Certains diront qu’il réclame aux États-Unis des garanties pour faire élire un président, sachant très bien qu’aucun président américain ne peut garantir que son successeur respectera les garanties qu’il aura lui-même fournies. C’est bien sur ce point qu’ont échoué les négociations sur l’accord nucléaire avec l’Iran, alors que le gaz et le pétrole iraniens sont bien plus importants aux yeux des Occidentaux que l’élection d’un président au Liban.

Si son message est adressé à l’intérieur, quels sont les partis politiques qui pourront lui donner les mêmes garanties sécuritaires et financières qu’il a fournies à Israël en acceptant la délimitation des frontières maritimes? Ceux qui un jour étaient avec la Syrie et qui ont rejoint le 14 Mars ensuite ? Ou ceux qui s’étaient battus contre Michel Aoun pour le faire élire président sans aucun regret ?

L’Histoire libanaise de l’époque phénicienne jusqu’à nos jours montre l’opportunisme des dirigeants de cette terre qui, comme le chante Jacques Dutronc, retournent leur veste, toujours du bon côté.

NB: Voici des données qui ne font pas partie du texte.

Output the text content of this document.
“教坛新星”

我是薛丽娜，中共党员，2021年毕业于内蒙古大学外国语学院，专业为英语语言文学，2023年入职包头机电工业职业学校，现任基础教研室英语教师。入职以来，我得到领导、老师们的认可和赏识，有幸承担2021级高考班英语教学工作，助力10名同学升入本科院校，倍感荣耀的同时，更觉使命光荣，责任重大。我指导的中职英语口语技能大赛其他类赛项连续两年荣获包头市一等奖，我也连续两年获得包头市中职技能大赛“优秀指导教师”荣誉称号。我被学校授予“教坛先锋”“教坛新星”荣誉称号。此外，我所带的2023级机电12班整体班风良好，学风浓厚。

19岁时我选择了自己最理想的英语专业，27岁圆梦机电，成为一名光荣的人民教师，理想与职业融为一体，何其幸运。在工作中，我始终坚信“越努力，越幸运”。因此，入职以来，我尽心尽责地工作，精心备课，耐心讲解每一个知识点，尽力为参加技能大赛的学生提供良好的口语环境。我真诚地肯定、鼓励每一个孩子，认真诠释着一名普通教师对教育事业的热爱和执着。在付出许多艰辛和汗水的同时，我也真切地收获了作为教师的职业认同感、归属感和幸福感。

Dans son dernier discours, Hassan Nasrallah a montré une forte montée en impuissance en s’attaquant à la "thawra" du 17 octobre, l’accusant d’avoir créé le chaos. Ce chaos qui a détruit tous les tabous sacrés et qui l’a placé au même niveau que les autres hommes politiques en ce qui concerne les moqueries, les ironies et les railleries. Ce même chaos qui est en train de fragiliser le régime des mollahs en Iran.

Hassan Nasrallah voit très bien ce qui se passe depuis deux mois à Téhéran et dans toutes les villes iraniennes où malgré la peur, les Iraniennes et les Iraniens trouvent le courage pour descendre dans la rue et exprimer leur colère. Il voit comment ils ont créé cette nouvelle tendance en renversant les turbans des mollahs. Il voit qu’Emmanuel Macron, qui avait réhabilité le Hezbollah après l’explosion du 4 août et qui n’avait d’yeux que pour des contrats en Iran, reçoit des Iraniennes à l’Élysée et soutient leur révolte.

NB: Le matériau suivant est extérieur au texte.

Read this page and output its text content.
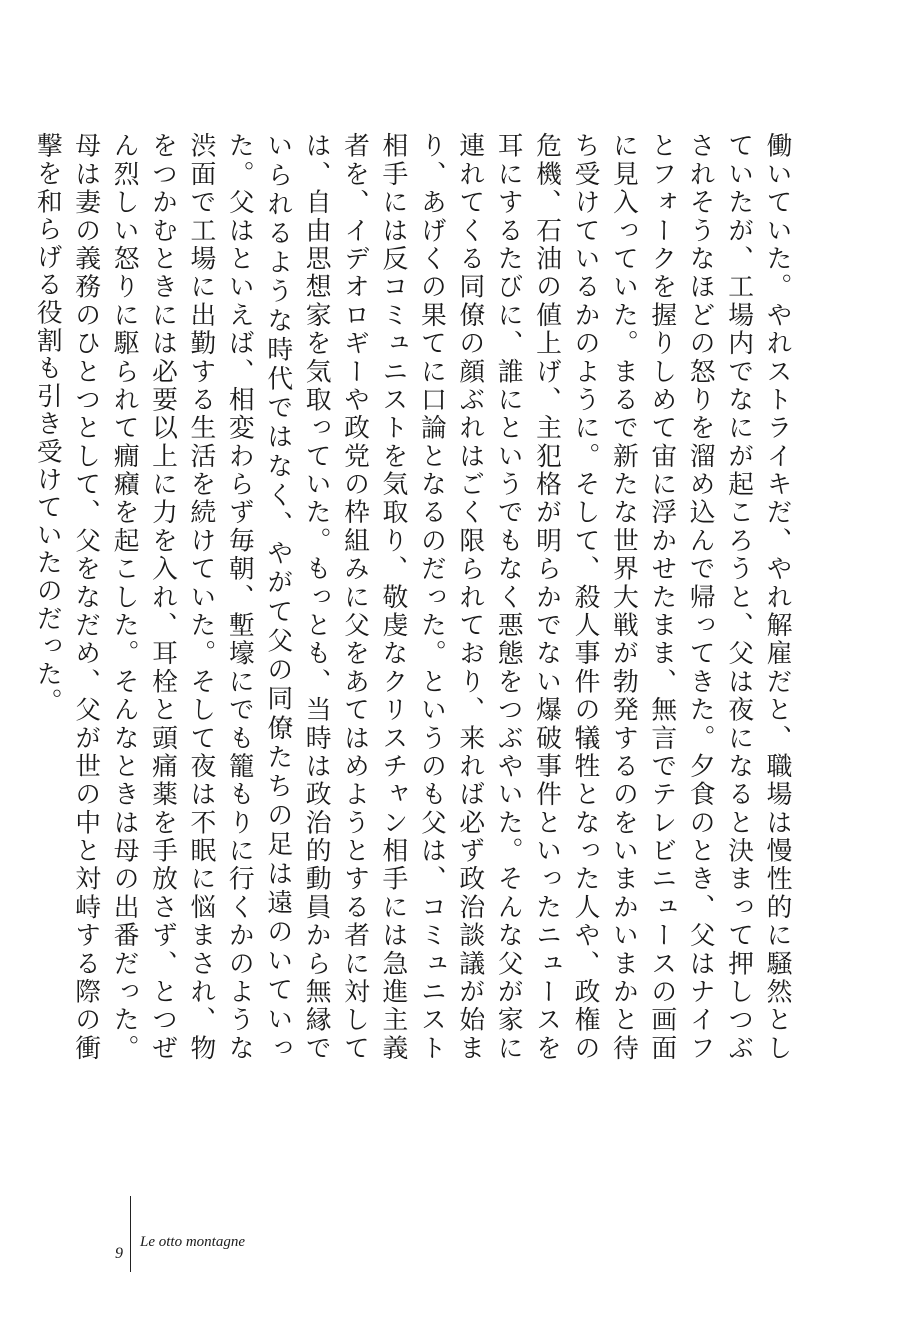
働いていた。やれストライキだ、やれ解雇だと、職場は慢性的に騒然としていたが、工場内でなにが起ころうと、父は夜になると決まって押しつぶされそうなほどの怒りを溜め込んで帰ってきた。夕食のとき、父はナイフとフォークを握りしめて宙に浮かせたまま、無言でテレビニュースの画面に見入っていた。まるで新たな世界大戦が勃発するのをいまかいまかと待ち受けているかのように。そして、殺人事件の犠牲となった人や、政権の危機、石油の値上げ、主犯格が明らかでない爆破事件といったニュースを耳にするたびに、誰にというでもなく悪態をつぶやいた。そんな父が家に連れてくる同僚の顔ぶれはごく限られており、来れば必ず政治談議が始まり、あげくの果てに口論となるのだった。というのも父は、コミュニスト相手には反コミュニストを気取り、敬虔なクリスチャン相手には急進主義者を、イデオロギーや政党の枠組みに父をあてはめようとする者に対しては、自由思想家を気取っていた。もっとも、当時は政治的動員から無縁でいられるような時代ではなく、やがて父の同僚たちの足は遠のいていった。父はといえば、相変わらず毎朝、塹壕にでも籠もりに行くかのような渋面で工場に出勤する生活を続けていた。そして夜は不眠に悩まされ、物をつかむときには必要以上に力を入れ、耳栓と頭痛薬を手放さず、とつぜん烈しい怒りに駆られて癇癪を起こした。そんなときは母の出番だった。母は妻の義務のひとつとして、父をなだめ、父が世の中と対峙する際の衝撃を和らげる役割も引き受けていたのだった。

9
Le otto montagne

Hassan Nasrallah sait très bien que le jour où le régime iranien tombera, il ne se trouvera plus une personne au Liban ou ailleurs pour ne pas le trahir et le poignarder dans le dos. Probablement que ses plus proches le feront avant quiconque, par opportunisme. Même Gebran Bassil retournera son pantalon, puisque sa veste aura craqué.

Aujourd’hui, Hassan Nasrallah sait que les événements ne vont plus dans son sens. L’invasion de l’Ukraine et la mort de Mahsa Amini ont bouleversé tous ses plans. Mais les adversaires du Hezbollah refusent de voir cette faiblesse qui commence à s’exprimer. Probablement parce qu’ils sont encore victimes du syndrome de Stockholm, et qu’ils ont peur.

Certes, le Hezbollah peut encore assassiner, mais il ne peut plus faire plus. Et ce n’est plus la peur qui doit empêcher d’agir.

Oscar Wilde disait qu' "une idée qui n’est pas dangereuse ne mérite pas d’être appelée une idée. "

Notre seule action est de libérer le Liban de l’occupation iranienne, en réclamant l’application des résolutions internationales des Nations Unies, qui se basent sur l’accord de Taëf et la conclusion.

Il n’est plus nécessaire de descendre en masse dans la rue pour arriver à nos fins ; les réseaux sociaux sont un excellent outil si nous savons aussi bien les utiliser que ne le font les Ukrainiens et les Iraniens.